|megpie71 (megpie71) wrote,|
@ 2012-01-18 18:32:00
Reflections on the Internet blackout
News Corp chief executive Rupert Murdoch meanwhile accused the "blogosphere" of "terrorising many senators and congressmen who previously committed" to support the US legislation. - from http://www.abc.net.au/news/2012-01-18/wi
Oh gods. How terrifying! How anarchic! How frightening!
Voters actually asking that duly elected representatives represent their constituents and listen to the opinions of said constituents rather than obeying their corporate masters without question!
The End Of The World (According To Rupert) Is Nigh.
Why, anyone would think the USA was a representative democracy, rather than a corporate oligarchy. And we all know that isn't the case...
More seriously and less sarcastically, I'd argue that anything Mr Murdoch publicly supports as a Good Idea these days is probably the option which is more likely to reduce the general public's freedom of speech and expression and increase the gatekeeping role of his family's media empire. News Corporation makes most of its money through being a media gatekeeper, through deciding who gets to be heard publicly, deciding which topics are "serious" and which aren't, and selling more and more advertising space surrounding the scant speech they're permitting through the gates these days. To Mr Murdoch's family corporation, I'm nothing more than a set of eyeballs, a bundle of demographic information (the most important piece of which is "how much discretionary income do I control?") and a wallet to be raided.
Unfortunately for Mr Murdoch and News Corporation, I tend to think of myself as a person, with opinions, tastes, preferences, and values, and as a being with more intrinsic worth than just my demographics and my income. I gave up on their products years ago, when I realised I wasn't going to find anything I considered interesting amongst them. I switched off the television, I stopped buying newspapers, I stopped listening to the radio, I stopped going to the movies, I stopped buying mass market magazines (my preferences are found more in the special interest areas these days) and I stopped attempting to participate in "popular" culture. Which means I've pretty much removed myself from their ambit.

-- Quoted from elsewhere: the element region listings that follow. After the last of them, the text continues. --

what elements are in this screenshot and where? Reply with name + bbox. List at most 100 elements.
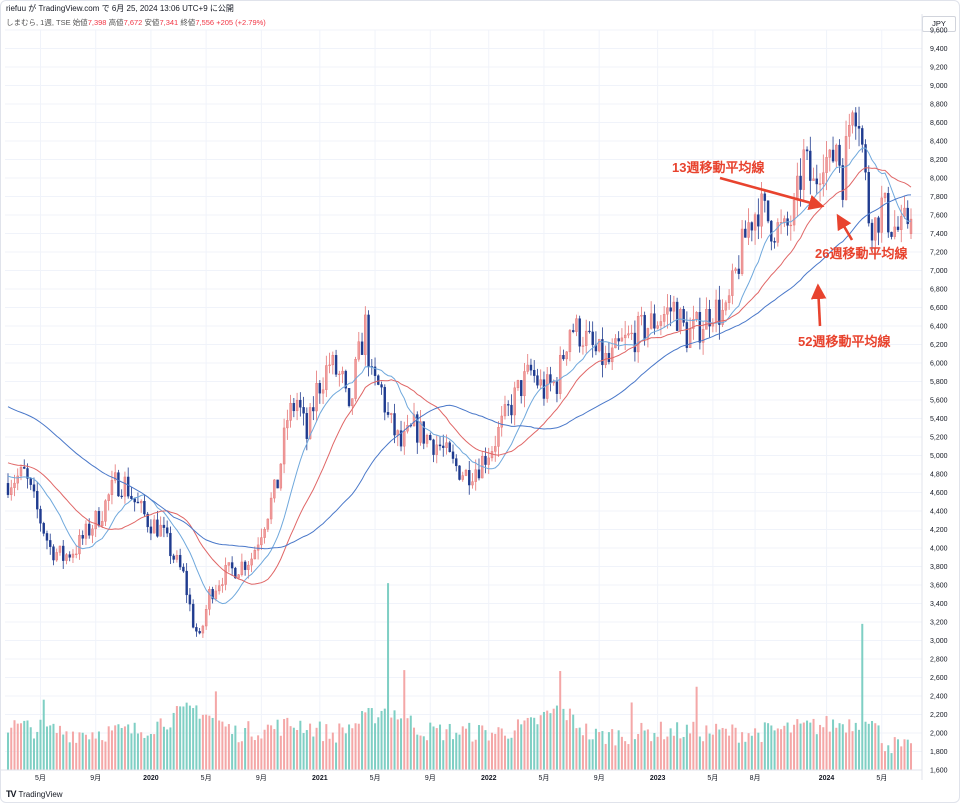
candle-body xyxy=(227,562,231,566)
candle-body xyxy=(825,157,828,173)
volume-bar xyxy=(156,721,159,770)
candle-body xyxy=(614,338,617,349)
candle-body xyxy=(893,226,896,237)
volume-bar xyxy=(822,727,825,770)
footer-brand[interactable]: TV TradingView xyxy=(6,789,63,799)
candle-body xyxy=(718,299,721,325)
volume-bar xyxy=(832,719,835,770)
candle-body xyxy=(727,295,731,303)
candle-body xyxy=(81,535,84,539)
volume-bar xyxy=(240,741,243,770)
candle-body xyxy=(520,380,523,397)
volume-bar xyxy=(507,738,510,770)
candle-body xyxy=(906,207,909,225)
volume-bar xyxy=(763,722,766,770)
volume-bar xyxy=(906,739,909,770)
candle-body xyxy=(848,125,851,137)
volume-bar xyxy=(520,724,523,770)
candle-body xyxy=(591,331,594,346)
candle-body xyxy=(399,430,403,447)
candle-body xyxy=(770,220,773,242)
volume-bar xyxy=(692,721,695,770)
volume-bar xyxy=(546,710,549,770)
price-axis[interactable]: 1,600 1,800 2,000 2,200 2,400 2,600 2,800 3,000… xyxy=(921,14,948,780)
candle-body xyxy=(289,403,292,421)
volume-bar xyxy=(458,734,461,770)
candle-body xyxy=(757,214,760,227)
volume-bar xyxy=(643,730,646,770)
candle-body xyxy=(731,270,734,296)
volume-bar xyxy=(292,727,295,770)
candle-body xyxy=(403,430,406,447)
volume-bar xyxy=(390,717,393,770)
candle-body xyxy=(94,511,97,530)
annotation-label-52: 52週移動平均線 xyxy=(798,334,891,349)
volume-bar xyxy=(331,732,334,770)
candle-body xyxy=(286,420,289,429)
candle-body xyxy=(571,330,575,332)
volume-bar xyxy=(568,708,571,770)
candle-body xyxy=(331,355,335,366)
volume-bar xyxy=(140,732,143,770)
candle-body xyxy=(117,472,120,497)
volume-bar xyxy=(107,726,110,770)
candle-body xyxy=(620,337,624,342)
volume-bar xyxy=(835,727,838,770)
volume-bar xyxy=(16,723,19,770)
candle-body xyxy=(32,484,36,492)
volume-bar xyxy=(244,728,247,770)
volume-bar xyxy=(672,735,675,770)
candle-body xyxy=(191,603,195,628)
candle-body xyxy=(217,585,221,592)
volume-bar xyxy=(640,722,643,770)
candle-body xyxy=(97,511,101,527)
volume-bar xyxy=(666,736,669,770)
candle-body xyxy=(6,483,10,495)
volume-bar xyxy=(601,731,604,770)
volume-bar xyxy=(283,719,286,770)
candle-body xyxy=(159,524,162,537)
candle-body xyxy=(464,470,468,476)
candle-body xyxy=(334,355,338,375)
volume-bar xyxy=(224,726,227,770)
volume-bar xyxy=(58,725,61,770)
price-tick-label: 3,200 xyxy=(930,620,948,627)
symbol-info[interactable]: しまむら, 1週, TSE xyxy=(6,18,71,27)
candle-body xyxy=(19,466,23,477)
price-tick-label: 2,200 xyxy=(930,712,948,719)
candle-body xyxy=(705,309,708,330)
candle-body xyxy=(185,570,188,596)
candle-body xyxy=(55,552,58,561)
volume-bar xyxy=(409,715,412,770)
volume-bar xyxy=(289,726,292,770)
candle-body xyxy=(880,197,883,233)
volume-bar xyxy=(36,731,39,770)
candle-body xyxy=(302,407,305,414)
annotation-arrow-13 xyxy=(719,176,825,211)
candle-body xyxy=(432,439,435,455)
time-tick-label: 2020 xyxy=(143,775,159,782)
candle-body xyxy=(877,217,880,233)
candle-body xyxy=(23,466,26,469)
volume-bar xyxy=(793,724,796,770)
candle-body xyxy=(539,379,542,386)
candle-body xyxy=(445,442,448,448)
volume-bar xyxy=(549,713,552,770)
candle-body xyxy=(610,347,614,363)
time-tick-label: 2023 xyxy=(650,775,666,782)
volume-bar xyxy=(646,729,649,770)
time-axis[interactable]: 5月 9月 2020 5月 9月 2021 5月 9月 2022 5月 9月 2023 5月 8月 2024… xyxy=(0,769,922,782)
candle-body xyxy=(182,566,185,572)
volume-bar xyxy=(445,729,448,770)
candle-body xyxy=(419,421,422,443)
volume-bar xyxy=(205,714,208,770)
candle-body xyxy=(636,316,640,353)
volume-bar xyxy=(302,732,305,770)
candle-body xyxy=(484,456,487,465)
volume-bar xyxy=(591,739,594,770)
volume-bar xyxy=(858,729,861,770)
price-tick-label: 5,600 xyxy=(930,398,948,405)
volume-bar xyxy=(789,732,792,770)
volume-bar xyxy=(585,723,588,770)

I don't depend on News Corporation or Fox for my entertainment needs. I don't need to wait for the latest thing from Hollywood. I'm not hanging out to hear the latest "celebrity" gossip. I haven't spent money on new music CDs in months (and the last ones I bought were a couple of cheapish compilations from the service station nearest the university I attend). I'm choosy about my books and my magazine purchases. And I can afford all of this because I have the internet to supply a lot of the needs I have for text related materials, for entertainment, for news and for opinion fodder - and not much of what I'm reading online is curated and gatekept in the way Mr Murdoch would prefer.
I get my news via RSS feeds from the Australian Broadcasting Corporation, Pressenza, and Human Wrongs Watch. I get my community information via RSS from Shakesville, Hoyden About Town, Making Light, and a few other blogs I like. I don't use Facebook, or Google Plus; I've never seen the point of "web portals" when the bookmarks bar in Firefox works just fine, and my Twitter account is used very rarely. I blog on Dreamwidth (because they allow me to crosspost to my InsaneJournal, and they don't regard me as a source of content to use to sell advertising space - something which is positively refreshing these days).